TORONTO – The Canadian dollar eased further Thursday as traders opted to avoid risk amid increasing doubts that the European Union can get a handle on its rapidly worsening government debt crisis.

The loonie fell 0.28 of a cent to 97.36 cents US as markets continued to buy into U.S. Treasuries. However, the Canadian currency was off early lows as commodity prices advanced.

Leaders of the 27-member European Union ended their one-day meeting Wednesday apparently no closer to fixing the financial crisis or determining how to deal with the growing possibility that Greece could be forced to exit the eurozone monetary union.

But political uncertainty in Greece is just one of the fires that Europe needs to put out. Leaders are also worried about rising borrowing costs in Spain and Italy that could force them to seek bailouts, just like Greece, Portugal and Ireland.

The lack of urgency to find solutions sent the euro to levels not seen in almost two years, trading at US$1.2593 on Thursday, down from US$1.2599 late Wednesday.

“As uncertainty remains high, a sustained (euro) rally is unlikely. However, a short period of retracement could easily materialize, especially as markets have already priced in a fairly bleak scenario for Greece,” observed Scotia Capital chief currency strategist Camilla Sutton.

“We hold a year-end euro target of 1.25 and do not expect a EUR collapse.”

The Canadian dollar has sold off in the last eight consecutive sessions as traders avoid resource-based currencies such as the loonie. The Canadian dollar has plunged more than four cents since the beginning of this month.
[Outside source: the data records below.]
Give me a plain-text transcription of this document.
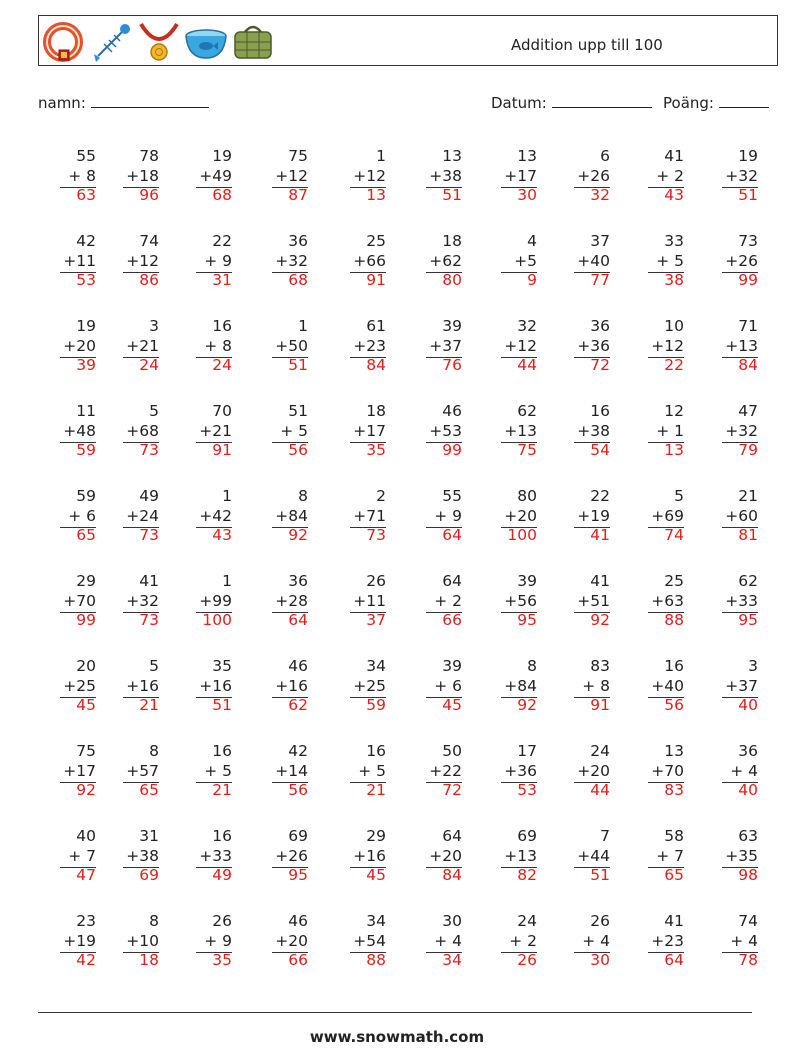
Addition upp till 100
namn:	Datum:	Poäng:
55
+ 8
63
78
+18
96
19
+49
68
75
+12
87
1
+12
13
13
+38
51
13
+17
30
6
+26
32
41
+ 2
43
19
+32
51
42
+11
53
74
+12
86
22
+ 9
31
36
+32
68
25
+66
91
18
+62
80
4
+5
9
37
+40
77
33
+ 5
38
73
+26
99
19
+20
39
3
+21
24
16
+ 8
24
1
+50
51
61
+23
84
39
+37
76
32
+12
44
36
+36
72
10
+12
22
71
+13
84
11
+48
59
5
+68
73
70
+21
91
51
+ 5
56
18
+17
35
46
+53
99
62
+13
75
16
+38
54
12
+ 1
13
47
+32
79
59
+ 6
65
49
+24
73
1
+42
43
8
+84
92
2
+71
73
55
+ 9
64
80
+20
100
22
+19
41
5
+69
74
21
+60
81
29
+70
99
41
+32
73
1
+99
100
36
+28
64
26
+11
37
64
+ 2
66
39
+56
95
41
+51
92
25
+63
88
62
+33
95
20
+25
45
5
+16
21
35
+16
51
46
+16
62
34
+25
59
39
+ 6
45
8
+84
92
83
+ 8
91
16
+40
56
3
+37
40
75
+17
92
8
+57
65
16
+ 5
21
42
+14
56
16
+ 5
21
50
+22
72
17
+36
53
24
+20
44
13
+70
83
36
+ 4
40
40
+ 7
47
31
+38
69
16
+33
49
69
+26
95
29
+16
45
64
+20
84
69
+13
82
7
+44
51
58
+ 7
65
63
+35
98
23
+19
42
8
+10
18
26
+ 9
35
46
+20
66
34
+54
88
30
+ 4
34
24
+ 2
26
26
+ 4
30
41
+23
64
74
+ 4
78
www.snowmath.com
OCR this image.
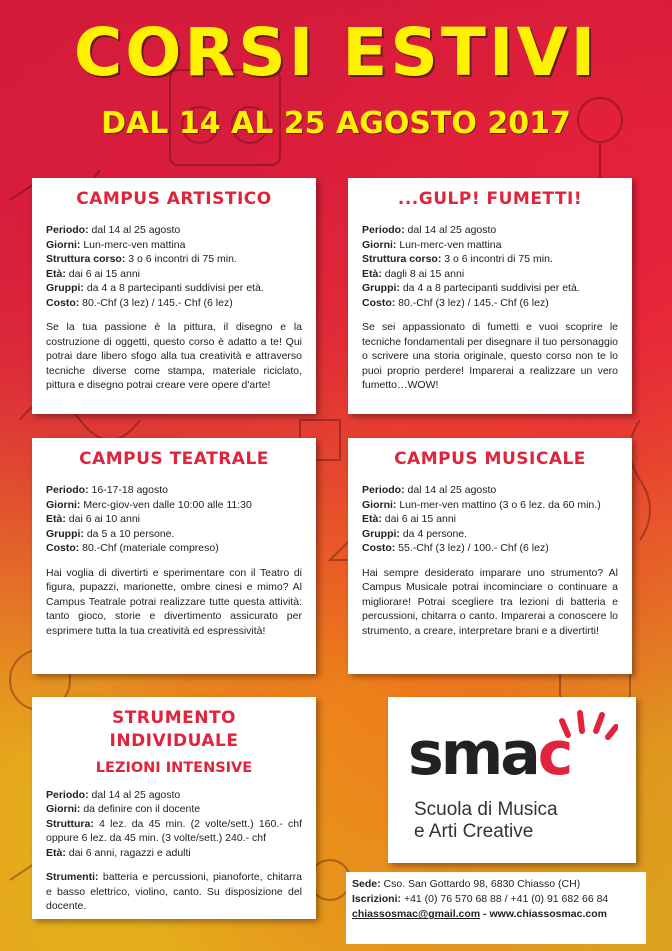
CORSI ESTIVI
DAL 14 AL 25 AGOSTO 2017
CAMPUS ARTISTICO

Periodo: dal 14 al 25 agosto

Giorni: Lun-merc-ven mattina

Struttura corso: 3 o 6 incontri di 75 min.

Età: dai 6 ai 15 anni

Gruppi: da 4 a 8 partecipanti suddivisi per età.

Costo: 80.-Chf (3 lez) / 145.- Chf (6 lez)

Se la tua passione è la pittura, il disegno e la costruzione di oggetti, questo corso è adatto a te! Qui potrai dare libero sfogo alla tua creatività e attraverso tecniche diverse come stampa, materiale riciclato, pittura e disegno potrai creare vere opere d'arte!
...GULP! FUMETTI!

Periodo: dal 14 al 25 agosto

Giorni: Lun-merc-ven mattina

Struttura corso: 3 o 6 incontri di 75 min.

Età: dagli 8 ai 15 anni

Gruppi: da 4 a 8 partecipanti suddivisi per età.

Costo: 80.-Chf (3 lez) / 145.- Chf (6 lez)

Se sei appassionato di fumetti e vuoi scoprire le tecniche fondamentali per disegnare il tuo personaggio o scrivere una storia originale, questo corso non te lo puoi proprio perdere! Imparerai a realizzare un vero fumetto…WOW!
CAMPUS TEATRALE

Periodo: 16-17-18 agosto

Giorni: Merc-giov-ven dalle 10:00 alle 11:30

Età: dai 6 ai 10 anni

Gruppi: da 5 a 10 persone.

Costo: 80.-Chf (materiale compreso)

Hai voglia di divertirti e sperimentare con il Teatro di figura, pupazzi, marionette, ombre cinesi e mimo? Al Campus Teatrale potrai realizzare tutte questa attività: tanto gioco, storie e divertimento assicurato per esprimere tutta la tua creatività ed espressività!
CAMPUS MUSICALE

Periodo: dal 14 al 25 agosto

Giorni: Lun-mer-ven mattino (3 o 6 lez. da 60 min.)

Età: dai 6 ai 15 anni

Gruppi: da 4 persone.

Costo: 55.-Chf (3 lez) / 100.- Chf (6 lez)

Hai sempre desiderato imparare uno strumento? Al Campus Musicale potrai incominciare o continuare a migliorare! Potrai scegliere tra lezioni di batteria e percussioni, chitarra o canto. Imparerai a conoscere lo strumento, a creare, interpretare brani e a divertirti!
STRUMENTO INDIVIDUALE
LEZIONI INTENSIVE

Periodo: dal 14 al 25 agosto

Giorni: da definire con il docente

Struttura: 4 lez. da 45 min. (2 volte/sett.) 160.- chf oppure 6 lez. da 45 min. (3 volte/sett.) 240.- chf

Età: dai 6 anni, ragazzi e adulti

Strumenti: batteria e percussioni, pianoforte, chitarra e basso elettrico, violino, canto. Su disposizione del docente.
smac
Scuola di Musica
e Arti Creative
Sede: Cso. San Gottardo 98, 6830 Chiasso (CH)
Iscrizioni: +41 (0) 76 570 68 88 / +41 (0) 91 682 66 84
chiassosmac@gmail.com - www.chiassosmac.com
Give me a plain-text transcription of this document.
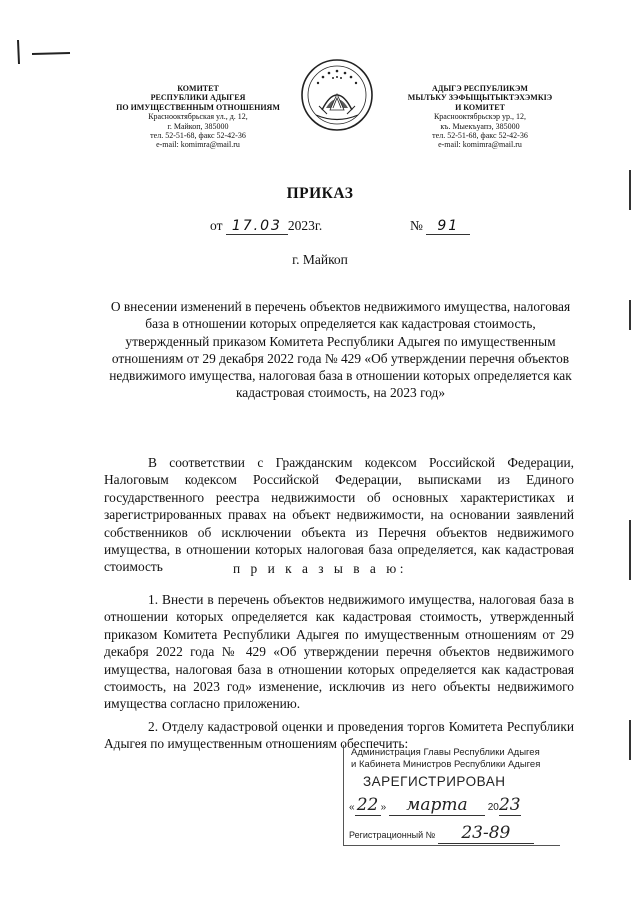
КОМИТЕТ
РЕСПУБЛИКИ АДЫГЕЯ
ПО ИМУЩЕСТВЕННЫМ ОТНОШЕНИЯМ
Краснооктябрьская ул., д. 12,
г. Майкоп, 385000
тел. 52-51-68, факс 52-42-36
e-mail: komimra@mail.ru
АДЫГЭ РЕСПУБЛИКЭМ
МЫЛЪКУ ЗЭФЫЩЫТЫКТЭХЭМКIЭ
И КОМИТЕТ
Краснооктябрьскэр ур., 12,
къ. Мыекъуапэ, 385000
тел. 52-51-68, факс 52-42-36
e-mail: komimra@mail.ru
ПРИКАЗ
от 17.03 2023г.	№ 91
г. Майкоп
О внесении изменений в перечень объектов недвижимого имущества, налоговая база в отношении которых определяется как кадастровая стоимость, утвержденный приказом Комитета Республики Адыгея по имущественным отношениям от 29 декабря 2022 года № 429 «Об утверждении перечня объектов недвижимого имущества, налоговая база в отношении которых определяется как кадастровая стоимость, на 2023 год»
В соответствии с Гражданским кодексом Российской Федерации, Налоговым кодексом Российской Федерации, выписками из Единого государственного реестра недвижимости об основных характеристиках и зарегистрированных правах на объект недвижимости, на основании заявлений собственников об исключении объекта из Перечня объектов недвижимого имущества, в отношении которых налоговая база определяется, как кадастровая стоимость	п р и к а з ы в а ю:
1. Внести в перечень объектов недвижимого имущества, налоговая база в отношении которых определяется как кадастровая стоимость, утвержденный приказом Комитета Республики Адыгея по имущественным отношениям от 29 декабря 2022 года № 429 «Об утверждении перечня объектов недвижимого имущества, налоговая база в отношении которых определяется как кадастровая стоимость, на 2023 год» изменение, исключив из него объекты недвижимого имущества согласно приложению.
2. Отделу кадастровой оценки и проведения торгов Комитета Республики Адыгея по имущественным отношениям обеспечить:
Администрация Главы Республики Адыгея
и Кабинета Министров Республики Адыгея
ЗАРЕГИСТРИРОВАН
« 22 » марта 2023
Регистрационный № 23-89
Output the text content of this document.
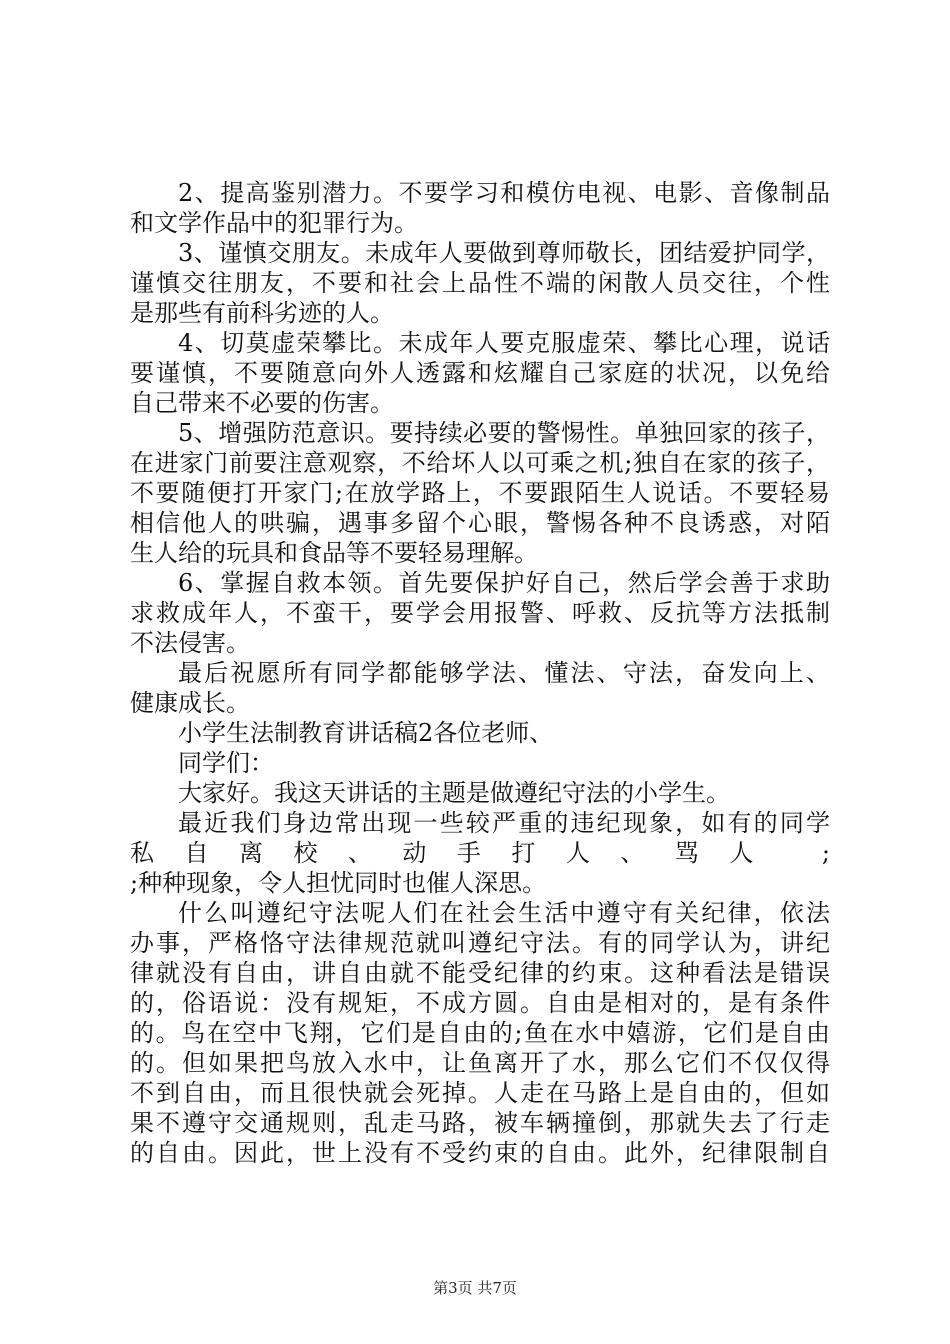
2、提高鉴别潜力。不要学习和模仿电视、电影、音像制品
和文学作品中的犯罪行为。
3、谨慎交朋友。未成年人要做到尊师敬长，团结爱护同学，
谨慎交往朋友，不要和社会上品性不端的闲散人员交往，个性
是那些有前科劣迹的人。
4、切莫虚荣攀比。未成年人要克服虚荣、攀比心理，说话
要谨慎，不要随意向外人透露和炫耀自己家庭的状况，以免给
自己带来不必要的伤害。
5、增强防范意识。要持续必要的警惕性。单独回家的孩子，
在进家门前要注意观察，不给坏人以可乘之机;独自在家的孩子，
不要随便打开家门;在放学路上，不要跟陌生人说话。不要轻易
相信他人的哄骗，遇事多留个心眼，警惕各种不良诱惑，对陌
生人给的玩具和食品等不要轻易理解。
6、掌握自救本领。首先要保护好自己，然后学会善于求助
求救成年人，不蛮干，要学会用报警、呼救、反抗等方法抵制
不法侵害。
最后祝愿所有同学都能够学法、懂法、守法，奋发向上、
健康成长。
小学生法制教育讲话稿2各位老师、
同学们：
大家好。我这天讲话的主题是做遵纪守法的小学生。
最近我们身边常出现一些较严重的违纪现象，如有的同学
私自离校、动手打人、骂人 ;
;种种现象，令人担忧同时也催人深思。
什么叫遵纪守法呢人们在社会生活中遵守有关纪律，依法
办事，严格恪守法律规范就叫遵纪守法。有的同学认为，讲纪
律就没有自由，讲自由就不能受纪律的约束。这种看法是错误
的，俗语说：没有规矩，不成方圆。自由是相对的，是有条件
的。鸟在空中飞翔，它们是自由的;鱼在水中嬉游，它们是自由
的。但如果把鸟放入水中，让鱼离开了水，那么它们不仅仅得
不到自由，而且很快就会死掉。人走在马路上是自由的，但如
果不遵守交通规则，乱走马路，被车辆撞倒，那就失去了行走
的自由。因此，世上没有不受约束的自由。此外，纪律限制自
第3页 共7页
Prices for oil and metals advanced even as HSBC Corp. said Thursday that its Purchasing Managers Index, based on a survey of Chinese manufacturers, showed activity weakened further in May.

A preliminary PMI, based on responses by 85 to 90 per cent of companies surveyed for the full index being released later, fell to 48.7 from April’s 49.3 on a 100-point scale. Numbers below 50 indicate a contraction.

The weak showing came a day after China’s cabinet promised to step up efforts to reverse a steep slowdown in the world’s second-largest economy and said it would encourage private investment in energy and other state-dominated industries.

There were also mounting signs of a deep recession in the eurozone.

The monthly purchasing managers index from Markit, a gauge of business activity, fell to 45.9 in May from 46.7 in April. The fall was bigger than the expected decline to 46.5. Anything below 50 indicates a contraction.

The July crude contract on the New York Mercantile Exchange gained 76 cents to US$90.66 a barrel after closing below $90 Wednesday for the first time since the end of October.

The July copper contract on the Nymex rose three cents to US$3.43 a pound and the June gold bullion contract in New York gained $9.10 to US$1,557.50 an ounce.